A total of eleven aircraft were built. The first two prototypes built were in P5Y configuration, armed with 8,000 lb (3,600 kg) of munitions (bombs, mines, depth charges, torpedoes) and five pairs of 20 mm cannon in fore and aft side emplacements and a tail turret. The next five were built as R3Y-1 aircraft, intended for troop transport and inflight refuelling tanker service. The final six were built as the R3Y-2 variant with a lifting nose and high cockpit (similar in concept to the C-5 Galaxy's nose and cockpit) for heavier transport and landing-ship duties.
The front-loading R3Y-2 aircraft with a hinged nose and high cockpit were intended to be a Flying LST (landing craft). In practice, it was discovered that it was almost impossible for the pilots to hold the aircraft steady and nose on to the beach while the aircraft was loaded or unloaded. The aircraft were converted into tankers for the inflight refuelling role. They had a short service life because of the unsolvable unreliability problems of their Allison T40 turboprop engines, a fate common to most T40-powered aircraft, such as the Douglas A2D Skyshark attack aircraft.
The R3Y set a transcontinental seaplane record of 403 mph in 1954 by utilizing the speed of high-altitude jetstream winds. This record still stands.
After service trials the aircraft were delivered to US Navy transport squadron VR-2 on 31 March 1956. Problems with the engine/propeller combination led to the ending of Tradewind operations and the unit was disbanded on 16 April 1958.
The six R3Y-2s were converted into four-point in-flight tankers using the probe-and-drogue method. In September 1956 one example was the first aircraft to successfully refuel four others simultaneously in flight in 1956, refuelling four Grumman F9F Cougars.

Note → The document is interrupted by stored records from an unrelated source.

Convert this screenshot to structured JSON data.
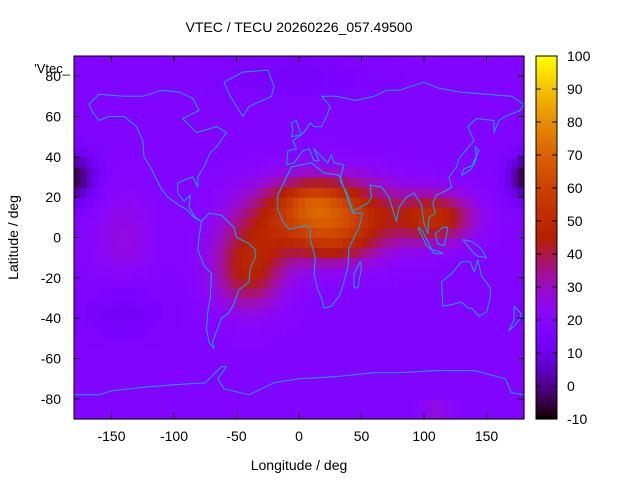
{
  "chart_data": {
    "type": "heatmap",
    "title": "VTEC / TECU 20260226_057.49500",
    "xlabel": "Longitude / deg",
    "ylabel": "Latitude / deg",
    "key_label": "'Vtec_",
    "xlim": [
      -180,
      180
    ],
    "ylim": [
      -90,
      90
    ],
    "x_ticks": [
      -150,
      -100,
      -50,
      0,
      50,
      100,
      150
    ],
    "y_ticks": [
      -80,
      -60,
      -40,
      -20,
      0,
      20,
      40,
      60,
      80
    ],
    "colorbar": {
      "range": [
        -10,
        100
      ],
      "ticks": [
        -10,
        0,
        10,
        20,
        30,
        40,
        50,
        60,
        70,
        80,
        90,
        100
      ],
      "palette": "gnuplot-rgbformulae-7-5-15"
    },
    "field": {
      "background_value": 18,
      "features": [
        {
          "name": "equatorial-anomaly-core",
          "lon": 20,
          "lat": 10,
          "lon_width": 55,
          "lat_width": 18,
          "amplitude": 50
        },
        {
          "name": "anomaly-east-extension",
          "lon": 110,
          "lat": 10,
          "lon_width": 30,
          "lat_width": 12,
          "amplitude": 30
        },
        {
          "name": "south-atlantic-extension",
          "lon": -40,
          "lat": -15,
          "lon_width": 28,
          "lat_width": 20,
          "amplitude": 28
        },
        {
          "name": "north-africa-crest",
          "lon": 10,
          "lat": 20,
          "lon_width": 25,
          "lat_width": 8,
          "amplitude": 12
        },
        {
          "name": "south-crest",
          "lon": 30,
          "lat": -5,
          "lon_width": 30,
          "lat_width": 8,
          "amplitude": 8
        },
        {
          "name": "pacific-enhancement",
          "lon": -140,
          "lat": 0,
          "lon_width": 25,
          "lat_width": 25,
          "amplitude": 8
        },
        {
          "name": "night-trough-west",
          "lon": -175,
          "lat": 30,
          "lon_width": 15,
          "lat_width": 12,
          "amplitude": -14
        },
        {
          "name": "night-trough-east",
          "lon": 178,
          "lat": 30,
          "lon_width": 10,
          "lat_width": 10,
          "amplitude": -12
        },
        {
          "name": "south-pacific-low",
          "lon": -140,
          "lat": -35,
          "lon_width": 30,
          "lat_width": 15,
          "amplitude": -6
        },
        {
          "name": "arctic-low",
          "lon": 0,
          "lat": 80,
          "lon_width": 60,
          "lat_width": 10,
          "amplitude": -4
        },
        {
          "name": "antarctic-patch",
          "lon": 110,
          "lat": -85,
          "lon_width": 12,
          "lat_width": 4,
          "amplitude": 12
        }
      ]
    },
    "coastlines": [
      {
        "name": "north-america",
        "points": [
          [
            -168,
            66
          ],
          [
            -160,
            71
          ],
          [
            -140,
            70
          ],
          [
            -125,
            70
          ],
          [
            -110,
            73
          ],
          [
            -95,
            72
          ],
          [
            -85,
            69
          ],
          [
            -80,
            63
          ],
          [
            -93,
            59
          ],
          [
            -82,
            52
          ],
          [
            -66,
            55
          ],
          [
            -58,
            52
          ],
          [
            -66,
            45
          ],
          [
            -71,
            42
          ],
          [
            -76,
            35
          ],
          [
            -81,
            30
          ],
          [
            -81,
            25
          ],
          [
            -85,
            30
          ],
          [
            -90,
            29
          ],
          [
            -97,
            27
          ],
          [
            -97,
            22
          ],
          [
            -92,
            18
          ],
          [
            -87,
            21
          ],
          [
            -88,
            15
          ],
          [
            -83,
            10
          ],
          [
            -78,
            8
          ],
          [
            -84,
            10
          ],
          [
            -90,
            14
          ],
          [
            -96,
            16
          ],
          [
            -105,
            20
          ],
          [
            -110,
            24
          ],
          [
            -115,
            30
          ],
          [
            -118,
            34
          ],
          [
            -124,
            40
          ],
          [
            -125,
            48
          ],
          [
            -130,
            55
          ],
          [
            -140,
            60
          ],
          [
            -152,
            60
          ],
          [
            -160,
            58
          ],
          [
            -165,
            62
          ],
          [
            -168,
            66
          ]
        ]
      },
      {
        "name": "greenland",
        "points": [
          [
            -60,
            77
          ],
          [
            -45,
            82
          ],
          [
            -25,
            83
          ],
          [
            -20,
            75
          ],
          [
            -22,
            70
          ],
          [
            -40,
            65
          ],
          [
            -45,
            60
          ],
          [
            -50,
            65
          ],
          [
            -55,
            70
          ],
          [
            -60,
            77
          ]
        ]
      },
      {
        "name": "south-america",
        "points": [
          [
            -78,
            8
          ],
          [
            -72,
            12
          ],
          [
            -62,
            11
          ],
          [
            -52,
            5
          ],
          [
            -50,
            0
          ],
          [
            -40,
            -3
          ],
          [
            -35,
            -6
          ],
          [
            -35,
            -10
          ],
          [
            -39,
            -15
          ],
          [
            -40,
            -22
          ],
          [
            -48,
            -26
          ],
          [
            -53,
            -34
          ],
          [
            -57,
            -38
          ],
          [
            -62,
            -40
          ],
          [
            -65,
            -45
          ],
          [
            -67,
            -48
          ],
          [
            -69,
            -52
          ],
          [
            -68,
            -55
          ],
          [
            -72,
            -52
          ],
          [
            -74,
            -45
          ],
          [
            -73,
            -37
          ],
          [
            -71,
            -30
          ],
          [
            -70,
            -18
          ],
          [
            -76,
            -14
          ],
          [
            -81,
            -6
          ],
          [
            -80,
            0
          ],
          [
            -78,
            8
          ]
        ]
      },
      {
        "name": "africa",
        "points": [
          [
            -17,
            21
          ],
          [
            -10,
            30
          ],
          [
            -6,
            35
          ],
          [
            10,
            37
          ],
          [
            20,
            32
          ],
          [
            32,
            31
          ],
          [
            34,
            28
          ],
          [
            43,
            12
          ],
          [
            51,
            12
          ],
          [
            48,
            5
          ],
          [
            40,
            -5
          ],
          [
            39,
            -15
          ],
          [
            35,
            -24
          ],
          [
            32,
            -29
          ],
          [
            26,
            -34
          ],
          [
            20,
            -35
          ],
          [
            18,
            -30
          ],
          [
            15,
            -26
          ],
          [
            12,
            -18
          ],
          [
            13,
            -10
          ],
          [
            9,
            -1
          ],
          [
            9,
            4
          ],
          [
            5,
            6
          ],
          [
            0,
            5
          ],
          [
            -8,
            4
          ],
          [
            -13,
            8
          ],
          [
            -17,
            14
          ],
          [
            -17,
            21
          ]
        ]
      },
      {
        "name": "eurasia",
        "points": [
          [
            -10,
            36
          ],
          [
            -9,
            43
          ],
          [
            -2,
            44
          ],
          [
            -5,
            48
          ],
          [
            2,
            51
          ],
          [
            5,
            53
          ],
          [
            9,
            57
          ],
          [
            12,
            55
          ],
          [
            18,
            55
          ],
          [
            22,
            60
          ],
          [
            25,
            65
          ],
          [
            18,
            70
          ],
          [
            30,
            70
          ],
          [
            45,
            68
          ],
          [
            60,
            70
          ],
          [
            70,
            73
          ],
          [
            80,
            73
          ],
          [
            100,
            77
          ],
          [
            112,
            74
          ],
          [
            130,
            72
          ],
          [
            150,
            71
          ],
          [
            170,
            70
          ],
          [
            180,
            66
          ],
          [
            177,
            63
          ],
          [
            165,
            60
          ],
          [
            160,
            58
          ],
          [
            156,
            52
          ],
          [
            156,
            58
          ],
          [
            142,
            59
          ],
          [
            135,
            55
          ],
          [
            140,
            48
          ],
          [
            133,
            43
          ],
          [
            128,
            39
          ],
          [
            126,
            35
          ],
          [
            120,
            30
          ],
          [
            122,
            25
          ],
          [
            117,
            23
          ],
          [
            110,
            21
          ],
          [
            107,
            17
          ],
          [
            109,
            12
          ],
          [
            104,
            10
          ],
          [
            103,
            2
          ],
          [
            100,
            7
          ],
          [
            98,
            16
          ],
          [
            92,
            22
          ],
          [
            86,
            20
          ],
          [
            80,
            15
          ],
          [
            78,
            8
          ],
          [
            72,
            20
          ],
          [
            66,
            25
          ],
          [
            57,
            26
          ],
          [
            58,
            20
          ],
          [
            55,
            17
          ],
          [
            43,
            13
          ],
          [
            39,
            21
          ],
          [
            33,
            28
          ],
          [
            34,
            32
          ],
          [
            36,
            36
          ],
          [
            28,
            37
          ],
          [
            26,
            41
          ],
          [
            23,
            37
          ],
          [
            18,
            40
          ],
          [
            12,
            44
          ],
          [
            16,
            38
          ],
          [
            12,
            38
          ],
          [
            8,
            44
          ],
          [
            3,
            43
          ],
          [
            -4,
            37
          ],
          [
            -10,
            36
          ]
        ]
      },
      {
        "name": "madagascar",
        "points": [
          [
            44,
            -25
          ],
          [
            47,
            -25
          ],
          [
            50,
            -15
          ],
          [
            49,
            -12
          ],
          [
            44,
            -18
          ],
          [
            44,
            -25
          ]
        ]
      },
      {
        "name": "sumatra",
        "points": [
          [
            95,
            5
          ],
          [
            98,
            4
          ],
          [
            104,
            -3
          ],
          [
            106,
            -6
          ],
          [
            102,
            -4
          ],
          [
            95,
            5
          ]
        ]
      },
      {
        "name": "java",
        "points": [
          [
            106,
            -6
          ],
          [
            112,
            -7
          ],
          [
            115,
            -8
          ],
          [
            108,
            -8
          ],
          [
            106,
            -6
          ]
        ]
      },
      {
        "name": "borneo",
        "points": [
          [
            109,
            2
          ],
          [
            115,
            5
          ],
          [
            119,
            5
          ],
          [
            118,
            1
          ],
          [
            116,
            -4
          ],
          [
            111,
            -3
          ],
          [
            109,
            2
          ]
        ]
      },
      {
        "name": "new-guinea",
        "points": [
          [
            131,
            -1
          ],
          [
            138,
            -2
          ],
          [
            145,
            -5
          ],
          [
            150,
            -10
          ],
          [
            142,
            -9
          ],
          [
            136,
            -5
          ],
          [
            131,
            -1
          ]
        ]
      },
      {
        "name": "japan",
        "points": [
          [
            130,
            31
          ],
          [
            132,
            34
          ],
          [
            136,
            35
          ],
          [
            140,
            36
          ],
          [
            142,
            40
          ],
          [
            141,
            45
          ],
          [
            144,
            43
          ],
          [
            140,
            38
          ],
          [
            138,
            34
          ],
          [
            131,
            31
          ],
          [
            130,
            31
          ]
        ]
      },
      {
        "name": "australia",
        "points": [
          [
            114,
            -22
          ],
          [
            122,
            -18
          ],
          [
            130,
            -12
          ],
          [
            137,
            -12
          ],
          [
            140,
            -17
          ],
          [
            143,
            -11
          ],
          [
            146,
            -19
          ],
          [
            153,
            -25
          ],
          [
            153,
            -30
          ],
          [
            150,
            -37
          ],
          [
            144,
            -39
          ],
          [
            138,
            -35
          ],
          [
            135,
            -35
          ],
          [
            130,
            -32
          ],
          [
            124,
            -33
          ],
          [
            115,
            -34
          ],
          [
            114,
            -22
          ]
        ]
      },
      {
        "name": "new-zealand",
        "points": [
          [
            172,
            -34
          ],
          [
            178,
            -38
          ],
          [
            176,
            -41
          ],
          [
            172,
            -44
          ],
          [
            168,
            -46
          ],
          [
            172,
            -41
          ],
          [
            172,
            -34
          ]
        ]
      },
      {
        "name": "british-isles",
        "points": [
          [
            -6,
            50
          ],
          [
            2,
            51
          ],
          [
            0,
            54
          ],
          [
            -2,
            58
          ],
          [
            -6,
            57
          ],
          [
            -5,
            53
          ],
          [
            -6,
            50
          ]
        ]
      },
      {
        "name": "antarctica",
        "points": [
          [
            -180,
            -78
          ],
          [
            -160,
            -78
          ],
          [
            -150,
            -76
          ],
          [
            -120,
            -74
          ],
          [
            -100,
            -73
          ],
          [
            -75,
            -72
          ],
          [
            -62,
            -64
          ],
          [
            -58,
            -64
          ],
          [
            -65,
            -70
          ],
          [
            -60,
            -75
          ],
          [
            -40,
            -78
          ],
          [
            -20,
            -72
          ],
          [
            0,
            -70
          ],
          [
            30,
            -69
          ],
          [
            60,
            -67
          ],
          [
            80,
            -67
          ],
          [
            110,
            -66
          ],
          [
            140,
            -66
          ],
          [
            165,
            -70
          ],
          [
            170,
            -77
          ],
          [
            180,
            -78
          ]
        ]
      }
    ]
  }
}
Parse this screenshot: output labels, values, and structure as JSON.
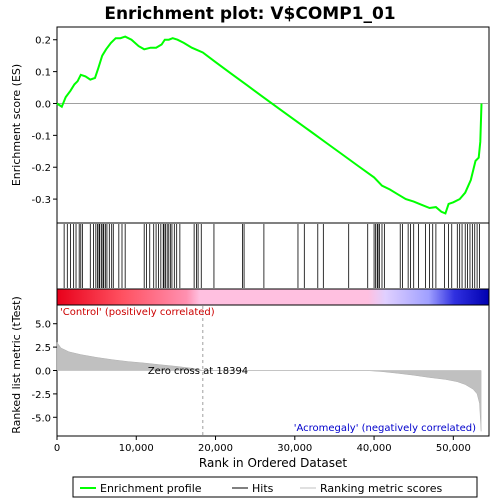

The program was halted after thirteen aircraft were built, the reason being the unreliability of the Allison T-40 turboprops. The crash of one of the two XP5Y-1 aircraft was judged due to catastrophic engine failure; when little progress was being made with the engine problems, the Navy halted the program. Subsequently, three more aircraft were lost through engine failures, and the Navy gave up on the T-40 and aircraft powered by it. All the P5Y and R3Y aircraft were grounded in 1958 and subsequently broken up.